No, maybe this is all tied to fundamentals. It's tough to acknowledge, but the evidence is strong. Let's see what next week brings.

Remember the days, just an eyeblink ago, when everyone was watching their screens as oil flirted with $100/b? Now analysts have already begun another threshold-watch, daring to suggest oil could hit $200/b or even $250/b.
Of course, some peak-oil experts have been warning for years of dire consequences if the US fails to open up ANWR or other banned oil-prone areas, develop alternative supplies or ... (fill in the blank with your favorite remedy). But last week's cavalcade of supply jolts has even the experts reeling from the rapid-fire pace.

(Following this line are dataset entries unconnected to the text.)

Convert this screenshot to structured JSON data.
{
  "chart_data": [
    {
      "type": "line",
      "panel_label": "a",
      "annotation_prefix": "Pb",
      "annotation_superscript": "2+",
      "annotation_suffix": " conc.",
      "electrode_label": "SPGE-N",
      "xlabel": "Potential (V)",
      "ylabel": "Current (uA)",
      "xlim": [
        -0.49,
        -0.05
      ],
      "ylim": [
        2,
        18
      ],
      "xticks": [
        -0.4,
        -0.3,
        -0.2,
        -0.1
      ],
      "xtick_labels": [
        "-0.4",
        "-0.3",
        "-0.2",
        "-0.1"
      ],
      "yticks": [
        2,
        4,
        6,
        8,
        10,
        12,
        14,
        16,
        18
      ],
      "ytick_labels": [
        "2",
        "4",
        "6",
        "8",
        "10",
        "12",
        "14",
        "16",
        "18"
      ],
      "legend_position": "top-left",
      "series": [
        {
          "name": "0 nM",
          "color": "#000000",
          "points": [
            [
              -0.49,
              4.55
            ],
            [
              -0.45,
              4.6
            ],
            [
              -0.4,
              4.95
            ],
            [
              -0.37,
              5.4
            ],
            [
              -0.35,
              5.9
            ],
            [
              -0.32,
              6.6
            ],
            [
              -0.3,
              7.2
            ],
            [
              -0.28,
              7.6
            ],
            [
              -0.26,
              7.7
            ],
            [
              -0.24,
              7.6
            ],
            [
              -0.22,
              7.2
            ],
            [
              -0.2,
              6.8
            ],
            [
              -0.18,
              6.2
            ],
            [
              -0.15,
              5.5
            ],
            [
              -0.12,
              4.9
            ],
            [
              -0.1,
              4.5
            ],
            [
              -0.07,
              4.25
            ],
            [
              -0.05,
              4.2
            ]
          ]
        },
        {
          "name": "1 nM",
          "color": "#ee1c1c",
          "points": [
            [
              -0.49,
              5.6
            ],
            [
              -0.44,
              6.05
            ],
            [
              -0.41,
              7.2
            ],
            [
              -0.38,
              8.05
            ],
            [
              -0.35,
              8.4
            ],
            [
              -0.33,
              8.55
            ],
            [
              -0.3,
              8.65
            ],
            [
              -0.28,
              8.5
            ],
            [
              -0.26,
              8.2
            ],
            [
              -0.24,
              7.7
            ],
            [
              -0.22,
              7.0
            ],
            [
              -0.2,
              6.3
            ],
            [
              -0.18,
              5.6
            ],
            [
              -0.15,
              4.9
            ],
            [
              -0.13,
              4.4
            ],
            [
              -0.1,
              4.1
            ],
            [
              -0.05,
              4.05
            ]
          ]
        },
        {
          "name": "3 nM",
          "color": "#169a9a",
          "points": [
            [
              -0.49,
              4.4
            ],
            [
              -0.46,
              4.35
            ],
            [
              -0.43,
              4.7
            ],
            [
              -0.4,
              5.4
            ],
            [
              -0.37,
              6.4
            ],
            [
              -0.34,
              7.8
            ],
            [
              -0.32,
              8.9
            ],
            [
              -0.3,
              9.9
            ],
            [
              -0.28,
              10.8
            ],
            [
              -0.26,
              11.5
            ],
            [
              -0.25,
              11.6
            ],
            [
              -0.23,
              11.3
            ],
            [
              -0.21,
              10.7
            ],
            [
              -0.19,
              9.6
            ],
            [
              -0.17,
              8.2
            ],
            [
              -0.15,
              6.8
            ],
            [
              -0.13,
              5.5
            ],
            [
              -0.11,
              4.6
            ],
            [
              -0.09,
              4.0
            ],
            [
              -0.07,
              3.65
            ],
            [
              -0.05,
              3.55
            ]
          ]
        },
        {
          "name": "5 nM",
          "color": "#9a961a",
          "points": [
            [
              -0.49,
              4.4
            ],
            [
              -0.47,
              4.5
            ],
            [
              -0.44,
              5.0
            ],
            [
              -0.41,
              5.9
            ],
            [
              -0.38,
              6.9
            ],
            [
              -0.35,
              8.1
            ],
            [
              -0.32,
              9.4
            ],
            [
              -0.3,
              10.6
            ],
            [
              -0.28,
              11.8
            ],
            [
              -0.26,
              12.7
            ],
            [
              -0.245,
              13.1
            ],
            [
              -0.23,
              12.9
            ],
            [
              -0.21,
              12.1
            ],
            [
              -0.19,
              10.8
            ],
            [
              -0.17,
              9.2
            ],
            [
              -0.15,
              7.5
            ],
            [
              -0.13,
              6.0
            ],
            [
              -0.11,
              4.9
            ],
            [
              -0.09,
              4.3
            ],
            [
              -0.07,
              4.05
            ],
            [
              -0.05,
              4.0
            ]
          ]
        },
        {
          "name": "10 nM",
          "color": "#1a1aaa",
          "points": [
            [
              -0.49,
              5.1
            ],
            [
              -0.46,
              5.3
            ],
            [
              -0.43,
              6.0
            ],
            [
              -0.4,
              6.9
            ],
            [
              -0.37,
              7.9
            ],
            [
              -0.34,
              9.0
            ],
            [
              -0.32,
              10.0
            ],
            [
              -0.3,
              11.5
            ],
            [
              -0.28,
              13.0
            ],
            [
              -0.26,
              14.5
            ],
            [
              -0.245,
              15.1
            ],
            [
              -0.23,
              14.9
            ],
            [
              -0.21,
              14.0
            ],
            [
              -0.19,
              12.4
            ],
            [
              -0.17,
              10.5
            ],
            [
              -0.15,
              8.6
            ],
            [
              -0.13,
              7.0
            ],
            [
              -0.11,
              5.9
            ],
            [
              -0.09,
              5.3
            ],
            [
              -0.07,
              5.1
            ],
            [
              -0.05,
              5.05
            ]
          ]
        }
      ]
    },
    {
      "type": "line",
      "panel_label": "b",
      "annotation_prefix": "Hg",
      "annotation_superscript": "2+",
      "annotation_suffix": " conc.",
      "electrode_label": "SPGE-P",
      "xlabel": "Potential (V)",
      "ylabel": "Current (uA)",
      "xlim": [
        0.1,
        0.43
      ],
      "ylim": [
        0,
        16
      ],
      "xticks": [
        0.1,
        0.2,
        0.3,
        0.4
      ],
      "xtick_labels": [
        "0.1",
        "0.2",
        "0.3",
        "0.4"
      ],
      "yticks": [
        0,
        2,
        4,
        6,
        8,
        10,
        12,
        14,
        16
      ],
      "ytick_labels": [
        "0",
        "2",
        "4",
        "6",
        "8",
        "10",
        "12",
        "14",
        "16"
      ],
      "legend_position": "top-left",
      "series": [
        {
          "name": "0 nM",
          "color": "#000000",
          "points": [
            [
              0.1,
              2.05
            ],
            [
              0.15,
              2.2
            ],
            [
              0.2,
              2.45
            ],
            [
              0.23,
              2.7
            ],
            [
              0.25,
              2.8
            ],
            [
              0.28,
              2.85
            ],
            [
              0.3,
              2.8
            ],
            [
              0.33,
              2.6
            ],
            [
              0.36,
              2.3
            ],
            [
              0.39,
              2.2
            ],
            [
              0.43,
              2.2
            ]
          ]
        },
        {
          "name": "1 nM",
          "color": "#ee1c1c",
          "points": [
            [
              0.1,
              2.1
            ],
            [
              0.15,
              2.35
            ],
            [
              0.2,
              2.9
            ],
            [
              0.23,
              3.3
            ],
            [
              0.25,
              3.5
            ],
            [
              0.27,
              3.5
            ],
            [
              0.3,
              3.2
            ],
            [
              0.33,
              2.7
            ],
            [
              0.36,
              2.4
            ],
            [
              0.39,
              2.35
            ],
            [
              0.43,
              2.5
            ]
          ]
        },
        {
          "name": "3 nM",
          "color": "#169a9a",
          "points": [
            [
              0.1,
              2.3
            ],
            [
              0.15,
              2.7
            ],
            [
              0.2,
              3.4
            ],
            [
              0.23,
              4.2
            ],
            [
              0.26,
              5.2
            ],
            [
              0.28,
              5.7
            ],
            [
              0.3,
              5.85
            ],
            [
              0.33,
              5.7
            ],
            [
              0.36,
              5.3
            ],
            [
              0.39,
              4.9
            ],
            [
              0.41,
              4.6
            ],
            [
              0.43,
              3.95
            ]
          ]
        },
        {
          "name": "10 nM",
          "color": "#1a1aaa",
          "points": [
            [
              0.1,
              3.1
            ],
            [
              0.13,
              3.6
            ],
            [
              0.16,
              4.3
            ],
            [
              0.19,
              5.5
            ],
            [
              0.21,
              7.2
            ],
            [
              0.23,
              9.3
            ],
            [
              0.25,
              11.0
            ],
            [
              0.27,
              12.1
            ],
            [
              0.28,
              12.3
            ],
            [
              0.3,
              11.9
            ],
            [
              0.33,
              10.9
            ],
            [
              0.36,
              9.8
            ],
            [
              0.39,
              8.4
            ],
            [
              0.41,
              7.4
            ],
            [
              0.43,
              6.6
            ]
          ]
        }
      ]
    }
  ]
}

Consulting industry analyst Philip Verleger, for example, said this week that oil could hit $200/b by year-end, claiming there is "nothing right now in the way of slowing this price rise down." And while Deutsche Bank stresses it is not predicting $250 oil, an April 25 report by the investment bank claims that price represents the hypothetical extreme oil value" based on the history of what it calls the last "super-surge" in prices that occurred from 1970-73 to 1980-83. That 10-year period was one of two major disruptions during the period -- the Arab oil embargo after the Yom Kippur war and the collapse of Iran's oil industry following the fall of the Shah, which drove up WTI by a factor of 10, from $3.50/b to $35/b. Anyone who drove a car during that time, remembers how gasoline prices doubled during the first shock in mid-decade and then doubled again in 1979, both times resulting in scarce supplies and long lines at the pump.
Many analysts, however, still see oil settling back to more comfortable prices in the $80-$100/b range. For instance, Deutsche Bank cites "one of the 'best' econometric models" points to $90-$100/b oil, given oil reserve levels that are "not ... alarmingly low." Weeden & Company analyst Charles Maxwell told Platts last week that the world is currently in a "period of adjustment" of demand as consumers cope with high prices by cutting back on consumption patterns.
"We'll consolidate awhile," he said. "I think we'll come back to about $80/b. It takes time for these decisions to be made."